The argument that not enough is written about transgenders in Thailand is patently false. Who doesn’t already know how surgeons turn a penis inside out to form a vagina? Or that effeminate boys go through hell en route to realising they’re really girls?
The justification that straights reading this book will come to understand and empathise more with kathoey might stand up if it were better written, with answers to more probing questions, rather than being a lazy transcript of nine women’s not-altogether-edifying life stories. Besides, the bigots are never going to read this book.
The authors seem to think they’ve got a closet full of secrets to share with the world about ladyboys following their interviews with the nine disparate individuals.
Unless I’m badly mistaken, these “secrets” are that the ones who still have penises tape them tightly into their crotches to appear more like women, and that breast implants have to be massaged daily following the operation to keep them from assuming unsightly shapes.

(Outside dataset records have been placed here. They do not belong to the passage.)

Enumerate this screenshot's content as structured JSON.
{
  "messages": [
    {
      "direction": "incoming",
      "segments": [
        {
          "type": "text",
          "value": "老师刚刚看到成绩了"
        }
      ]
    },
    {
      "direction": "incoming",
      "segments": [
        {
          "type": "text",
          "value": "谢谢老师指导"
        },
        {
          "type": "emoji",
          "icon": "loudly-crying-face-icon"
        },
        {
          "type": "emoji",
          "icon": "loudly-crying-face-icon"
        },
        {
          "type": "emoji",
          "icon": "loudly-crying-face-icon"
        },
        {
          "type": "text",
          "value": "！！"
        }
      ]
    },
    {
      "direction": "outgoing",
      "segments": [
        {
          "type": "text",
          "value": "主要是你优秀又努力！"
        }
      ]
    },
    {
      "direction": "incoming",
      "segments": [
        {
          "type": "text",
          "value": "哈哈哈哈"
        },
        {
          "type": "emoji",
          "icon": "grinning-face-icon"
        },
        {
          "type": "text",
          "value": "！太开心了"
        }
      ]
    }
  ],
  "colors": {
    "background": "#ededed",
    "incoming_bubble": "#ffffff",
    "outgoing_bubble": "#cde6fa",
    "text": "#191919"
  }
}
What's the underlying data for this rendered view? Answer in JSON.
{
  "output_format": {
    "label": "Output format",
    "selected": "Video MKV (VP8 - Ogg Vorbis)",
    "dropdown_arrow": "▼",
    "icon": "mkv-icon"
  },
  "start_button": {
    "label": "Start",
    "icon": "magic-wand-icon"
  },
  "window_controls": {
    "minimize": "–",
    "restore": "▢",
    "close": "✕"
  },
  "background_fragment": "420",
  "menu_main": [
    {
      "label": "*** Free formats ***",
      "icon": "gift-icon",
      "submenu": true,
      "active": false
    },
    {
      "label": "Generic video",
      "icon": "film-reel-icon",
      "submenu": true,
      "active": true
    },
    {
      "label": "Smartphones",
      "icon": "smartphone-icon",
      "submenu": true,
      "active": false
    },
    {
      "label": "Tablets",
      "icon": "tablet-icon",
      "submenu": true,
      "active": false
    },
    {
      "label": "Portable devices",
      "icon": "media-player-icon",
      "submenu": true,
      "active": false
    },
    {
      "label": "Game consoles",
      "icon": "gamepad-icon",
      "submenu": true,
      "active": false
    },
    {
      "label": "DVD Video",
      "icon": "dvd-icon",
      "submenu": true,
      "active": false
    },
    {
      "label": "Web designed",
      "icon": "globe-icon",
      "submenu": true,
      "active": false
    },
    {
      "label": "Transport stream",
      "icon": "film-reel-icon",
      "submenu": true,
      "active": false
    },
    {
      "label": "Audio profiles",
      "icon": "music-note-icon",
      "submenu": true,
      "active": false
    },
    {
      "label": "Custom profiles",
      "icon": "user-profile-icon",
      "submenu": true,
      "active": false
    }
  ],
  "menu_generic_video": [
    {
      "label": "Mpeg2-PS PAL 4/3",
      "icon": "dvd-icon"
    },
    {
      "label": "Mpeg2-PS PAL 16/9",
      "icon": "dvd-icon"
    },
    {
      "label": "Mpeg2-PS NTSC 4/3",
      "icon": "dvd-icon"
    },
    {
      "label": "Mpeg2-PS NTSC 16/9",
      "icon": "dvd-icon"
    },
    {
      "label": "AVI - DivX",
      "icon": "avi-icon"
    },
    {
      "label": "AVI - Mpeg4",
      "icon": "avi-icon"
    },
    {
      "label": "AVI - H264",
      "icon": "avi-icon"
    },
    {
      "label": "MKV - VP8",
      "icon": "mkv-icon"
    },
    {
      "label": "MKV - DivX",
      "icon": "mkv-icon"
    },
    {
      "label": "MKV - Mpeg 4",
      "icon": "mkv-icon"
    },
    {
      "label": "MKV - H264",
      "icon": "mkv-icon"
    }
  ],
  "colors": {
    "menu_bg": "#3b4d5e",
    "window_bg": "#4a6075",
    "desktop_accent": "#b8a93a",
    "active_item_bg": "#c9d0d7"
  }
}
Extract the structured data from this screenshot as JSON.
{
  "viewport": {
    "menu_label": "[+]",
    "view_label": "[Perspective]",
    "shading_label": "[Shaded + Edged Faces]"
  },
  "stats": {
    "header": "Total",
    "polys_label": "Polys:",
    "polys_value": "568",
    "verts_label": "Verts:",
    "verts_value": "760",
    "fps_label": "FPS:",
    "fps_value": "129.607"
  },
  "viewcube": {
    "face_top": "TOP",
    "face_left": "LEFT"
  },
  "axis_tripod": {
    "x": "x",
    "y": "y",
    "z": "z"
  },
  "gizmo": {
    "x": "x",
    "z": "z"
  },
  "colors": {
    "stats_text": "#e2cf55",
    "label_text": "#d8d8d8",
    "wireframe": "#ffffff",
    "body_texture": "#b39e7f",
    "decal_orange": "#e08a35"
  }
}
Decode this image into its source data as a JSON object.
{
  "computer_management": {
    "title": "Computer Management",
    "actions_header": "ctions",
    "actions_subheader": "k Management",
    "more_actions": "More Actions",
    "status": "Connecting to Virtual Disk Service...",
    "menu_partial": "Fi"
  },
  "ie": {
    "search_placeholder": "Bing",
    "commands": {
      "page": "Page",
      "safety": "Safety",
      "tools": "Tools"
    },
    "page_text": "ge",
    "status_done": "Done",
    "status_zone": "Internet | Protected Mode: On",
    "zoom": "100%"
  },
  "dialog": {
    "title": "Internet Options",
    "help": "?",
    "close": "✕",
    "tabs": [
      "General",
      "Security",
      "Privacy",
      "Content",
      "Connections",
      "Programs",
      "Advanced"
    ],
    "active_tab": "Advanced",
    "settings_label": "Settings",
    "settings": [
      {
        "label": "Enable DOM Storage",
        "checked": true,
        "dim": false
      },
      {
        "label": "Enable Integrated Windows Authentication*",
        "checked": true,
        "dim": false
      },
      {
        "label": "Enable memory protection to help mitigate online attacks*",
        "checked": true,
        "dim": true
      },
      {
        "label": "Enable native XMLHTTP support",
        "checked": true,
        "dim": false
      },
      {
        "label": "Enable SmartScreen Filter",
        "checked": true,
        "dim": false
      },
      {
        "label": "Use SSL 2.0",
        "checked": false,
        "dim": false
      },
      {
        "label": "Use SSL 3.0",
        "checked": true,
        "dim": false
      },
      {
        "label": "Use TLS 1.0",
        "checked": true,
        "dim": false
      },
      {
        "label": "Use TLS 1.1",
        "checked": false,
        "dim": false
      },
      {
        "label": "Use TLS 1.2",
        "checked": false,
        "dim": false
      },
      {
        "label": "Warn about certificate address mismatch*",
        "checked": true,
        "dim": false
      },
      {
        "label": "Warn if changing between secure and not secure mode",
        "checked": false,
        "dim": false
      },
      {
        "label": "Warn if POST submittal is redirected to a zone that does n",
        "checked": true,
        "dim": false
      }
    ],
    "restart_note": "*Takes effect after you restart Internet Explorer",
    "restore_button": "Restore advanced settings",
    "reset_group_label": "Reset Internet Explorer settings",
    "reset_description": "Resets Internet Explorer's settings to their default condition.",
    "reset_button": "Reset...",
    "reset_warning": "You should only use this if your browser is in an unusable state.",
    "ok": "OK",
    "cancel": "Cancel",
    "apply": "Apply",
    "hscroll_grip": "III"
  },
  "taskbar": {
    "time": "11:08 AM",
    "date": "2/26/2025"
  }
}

This stuff is common knowledge to anyone who’s ever read a magazine feature about the women-trapped-in-men’s-bodies who seek new identities under fresh but misguided labels like sao praphet song (second kind of woman) and phet thi sam (the third sex). Why the authors are so caught up with taep — the Thai word for penis-taping — is beyond me. It’s just “tape”, just as com is the “Thai word” for computer. (NOTE: Please see the comments below.)
And are the authors really “authors”? Each of the kathoey featured tells her own story with no interjections from an interviewer, first person all the way through. Presumably Aldous and Pornchai have stitched together the segments and fixed up the syntax, but in doing so, their approach is exposed for its affectation, because all nine women misspeak the same, and surely that’s not their fault.
Everyone refers to their place of origin, for example, as “the Ubon Ratchathani province” or “the Nakhan Sawan province”. Why “the”?
Finally, while Aldous and Pornchai gush in their introduction about the “willingness, warmth and openness” their subjects displayed, only two of the ladyboys come across as likeable. One of them is Parinya “Nong Toom” Charoenphol, the celebrated former kick-boxer, who KO’s any desire to embrace kathoey wholeheartedly.
“It is very disheartening to find a group of people who you think understand you, only to discover that not one among them is genuine,” she says of the ladyboys she’d sought out as companions.
“I have plenty of friends who want to eat with me in nice restaurants and have fun, but none of them are willing to be there for me when I’m down. I don’t intend to stop socialising with them, though. I think it’s important to be able to acknowledge their flaws and keep them at bay. I just won’t be giving them any further handouts.”
TEXT BITE: From airline hostess Nicky, one of the “success stories” in the book: “The only real difficulty we now face is that some of his friends and family don’t know about my true identity, and he insists that he doesn’t want them to ever find out. His parents are very fond of me and often ask when we plan to marry and how many grandchildren I expect to give them. I feel so flattered by their expectations that I hate the thought of dashing their hopes.”
















Dear Dorsey,
Thank you for the review. I would like to point out just one thing. ‘Taep’ is a coined slang used mostly among the ladyboys to describe the practice of hiding penis between their legs. ‘Taep’ is แต๊บ in Thai while ‘tape’ is เทป in Thai. They are not the same word. The two words are neither homophone nor homograph. That’s why we emphasised on the word.
Thankyou, Khun Pornchai, I stand corrected. While even the Thais I’ve consulted are a bit confused by the slang, they agree that the word taep doesn’t directly link to “tape” — which in Thai is evidently “tape”, just the same.
Some believe taep has more to do with an implied “tapping” action or sound of the action (the only other time you’ll hear Thais say taep is to describe a tapping sound), another that it might indirectly refer to “hiding” the penis.